Extensor tendons, located on the back of the hand, allow you to straighten your wrist, fingers and thumb. These tendons are attached to muscles in the forearm. They are called the Extrinsic muscles). The tendons are like rope attached to the muscle bellies in the forearm. When the muscles contract they pull on the rope and movement is induced in the fingers.
As the tendons continue into the fingers, they become flat and thin. In the fingers, these tendons are joined by smaller tendons from the muscles in the hand. These muscles are called Intrinsic muscles. It is these small muscle tendons that allow delicate finger motions and coordination.
A strap of tissue (Extensor Retinaculum) passes across the pack of the wrist to hold the extensor tendons in place. A lubricating tissue ( Synovium) separates the tendons from the retinaculum. This can become inflamed and is then known as “Tenosynovitis”.
The Extensor Hood stabilises the tendons on the back of the knuckle. This can rupture with minor trauma ( See below) or stretch in some types of arthritis.

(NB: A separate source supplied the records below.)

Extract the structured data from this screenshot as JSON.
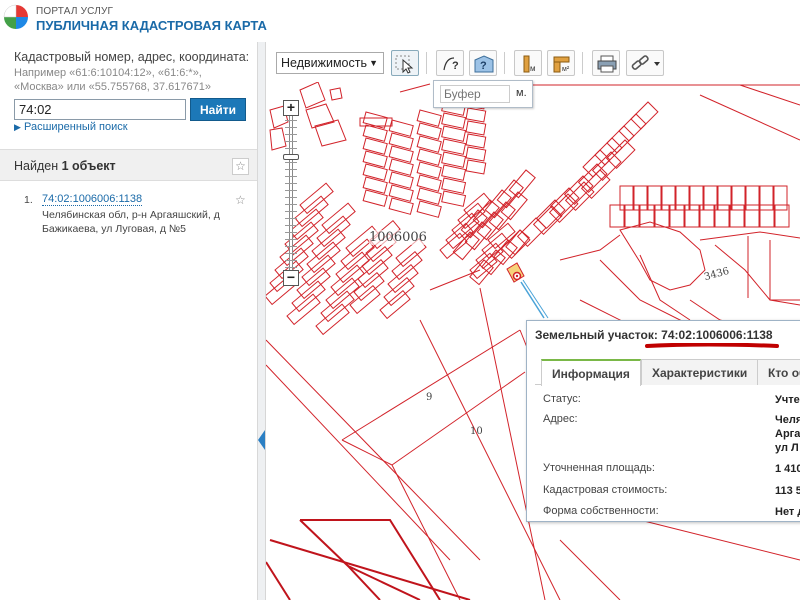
{
  "header": {
    "portal_name": "ПОРТАЛ УСЛУГ",
    "map_title": "ПУБЛИЧНАЯ КАДАСТРОВАЯ КАРТА"
  },
  "sidebar": {
    "search_hint": "Кадастровый номер, адрес, координата:",
    "search_example": "Например «61:6:10104:12», «61:6:*», «Москва» или «55.755768, 37.617671»",
    "search_value": "74:02",
    "search_button": "Найти",
    "advanced_search": "Расширенный поиск",
    "results_prefix": "Найден ",
    "results_count": "1 объект",
    "results": [
      {
        "num": "1.",
        "cadastral_number": "74:02:1006006:1138",
        "address": "Челябинская обл, р-н Аргаяшский, д Бажикаева, ул Луговая, д №5"
      }
    ]
  },
  "toolbar": {
    "layer_select": "Недвижимость",
    "buffer_placeholder": "Буфер",
    "buffer_unit": "м."
  },
  "map": {
    "quarter_label": "1006006",
    "road_label": "3436",
    "plot_labels": [
      "9",
      "10"
    ]
  },
  "info_popup": {
    "title_prefix": "Земельный участок: ",
    "title_number": "74:02:1006006:1138",
    "tabs": [
      "Информация",
      "Характеристики",
      "Кто об"
    ],
    "fields": [
      {
        "label": "Статус:",
        "value": "Учте"
      },
      {
        "label": "Адрес:",
        "value": "Челя\nАрга\nул Л"
      },
      {
        "label": "Уточненная площадь:",
        "value": "1 410"
      },
      {
        "label": "Кадастровая стоимость:",
        "value": "113 5"
      },
      {
        "label": "Форма собственности:",
        "value": "Нет д"
      }
    ]
  },
  "colors": {
    "accent_blue": "#1c78b8",
    "parcel_red": "#d2232a",
    "tab_green": "#7ab847"
  },
  "icons": [
    "logo-icon",
    "select-cursor-icon",
    "identify-icon",
    "info-icon",
    "measure-icon",
    "measure-area-icon",
    "print-icon",
    "link-icon",
    "star-icon"
  ]
}
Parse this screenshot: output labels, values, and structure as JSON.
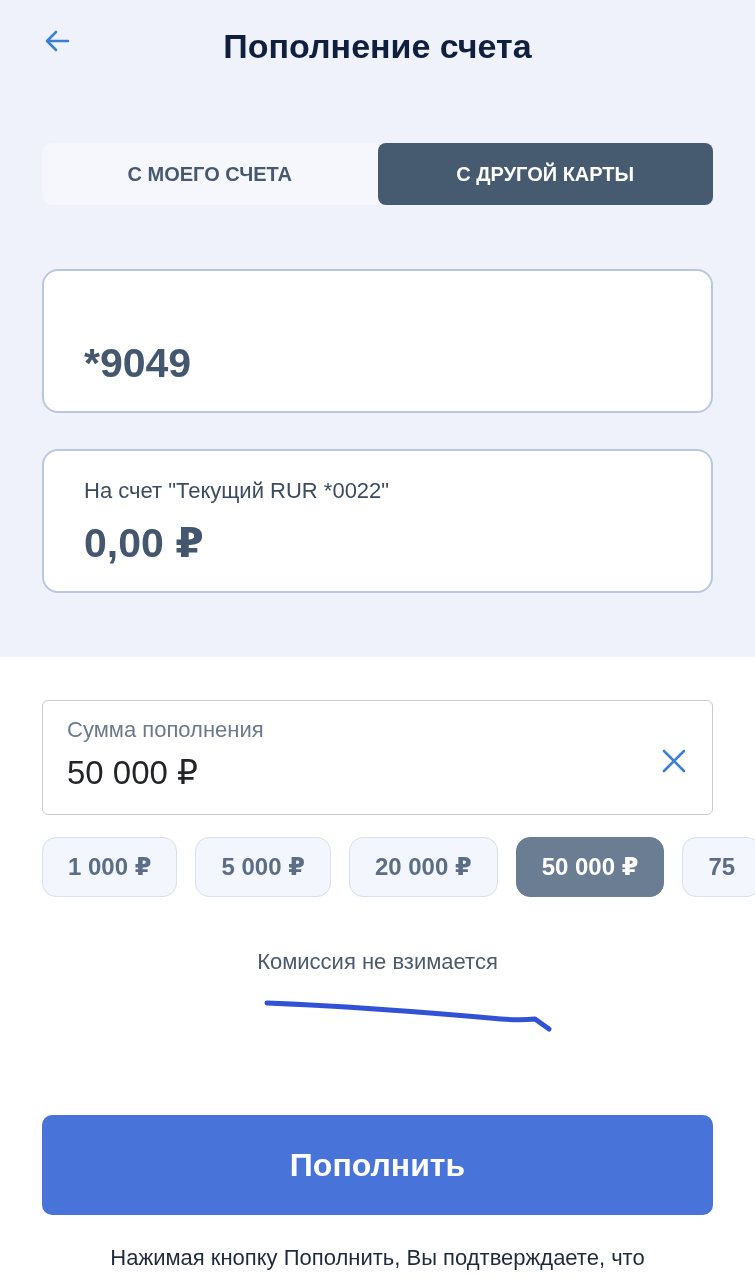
{
  "header": {
    "title": "Пополнение счета"
  },
  "tabs": [
    {
      "label": "С МОЕГО СЧЕТА",
      "selected": false
    },
    {
      "label": "С ДРУГОЙ КАРТЫ",
      "selected": true
    }
  ],
  "source_card": {
    "value": "*9049"
  },
  "target_account": {
    "label": "На счет \"Текущий RUR *0022\"",
    "value": "0,00 ₽"
  },
  "amount_field": {
    "label": "Сумма пополнения",
    "value": "50 000 ₽"
  },
  "amount_chips": [
    {
      "label": "1 000 ₽",
      "selected": false
    },
    {
      "label": "5 000 ₽",
      "selected": false
    },
    {
      "label": "20 000 ₽",
      "selected": false
    },
    {
      "label": "50 000 ₽",
      "selected": true
    },
    {
      "label": "75",
      "selected": false
    }
  ],
  "commission": "Комиссия не взимается",
  "submit_button": "Пополнить",
  "footer_note": "Нажимая кнопку Пополнить, Вы подтверждаете, что"
}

The various levels of the tendon are divided into Zones. This aids in planning treatment. Different zone injuries require different types of splints.
Mechanism of Injury:
The Extensor tendons are just under the skin and so are vulnerable to a wide variety of injuries. The tendons lie directly on the bone on the back of the hands and fingers. - Lacerations from sharp objects or punching injuries - End on injuries in sport eg Oz tag, Touch football may cause the tendons to pull apart from their attachment to bone. After this type of injury the finger deformity may not be develop immediately. - Trivial injuries eg making a bed and catching ones finger
1. Mallet Finger (See separate Section)
2. Boutonniere Deformity: ( See separate Section)
3. Swan Neck Deformity
This is an uncommon deformity but may occur after a Mallet finger injury or in Inflammatory arthritis. The end joint of the finger droops and the second joint ( P.I.P. joint) hyper-extends.
4. Extensor Hood Rupture:
This often follows trivial trauma to the hand. It results in the finger catching in a slightly flexed position often deviating towards the little finger. It is relatively treated with surgical repair of the hood.
Depending on the site of laceration many different deformities may develop. Sometimes no deformity is seen initially after complete division of a tendon. Here a wound has been sutured in Casualty and the tendon laceration had been missed. These injuries should be explored and repaired in an operating theatre with repair of the tendon end with sutures. Post operative splinting is required.
Most extensor tendon injuries are treated with a splint for 6 weeks and sometimes more. Splinting for a tendon injury in this area may include the wrist and part of the finger. Dynamic splinting, which is a splint with slings that allows some finger motion, may be used for injuries of this kind. The dynamic splint allows early movement and protects the healing tendon.
End on injuries with no cut can often be treated with splints. Splints stop the healing ends of the tendons from pulling apart and should be worn at all times to make sure the finger stays straight until the tendon is fully healed. Consult the Hand Therapist for more detail.
Lacerations that actually divide the tendon need sutures. Sometimes a wire is placed through the bone across the joint as an internal splint while the wounds heal
3. Hand Therapy Therapists can make splints and supervise your rehabilitation
Extensor tendon injuries can cause:
- Finger deformity due to muscle imbalance - Tendon adhesions: The tendon can attach itself to nearby bone and scar tissue. - Finger stiffness - scar tissue that forms may prevent full finger bending and straightening even with the best treatment Surgery to free scar tissue can sometimes be helpful in serious cases of motion loss.
Many things can affect the outcome after extensor tendon injury.
- Associated fractures - Delay in treatment - Compliance with treatment and splintage - Infection - Patient variability with respect to density of scar formation.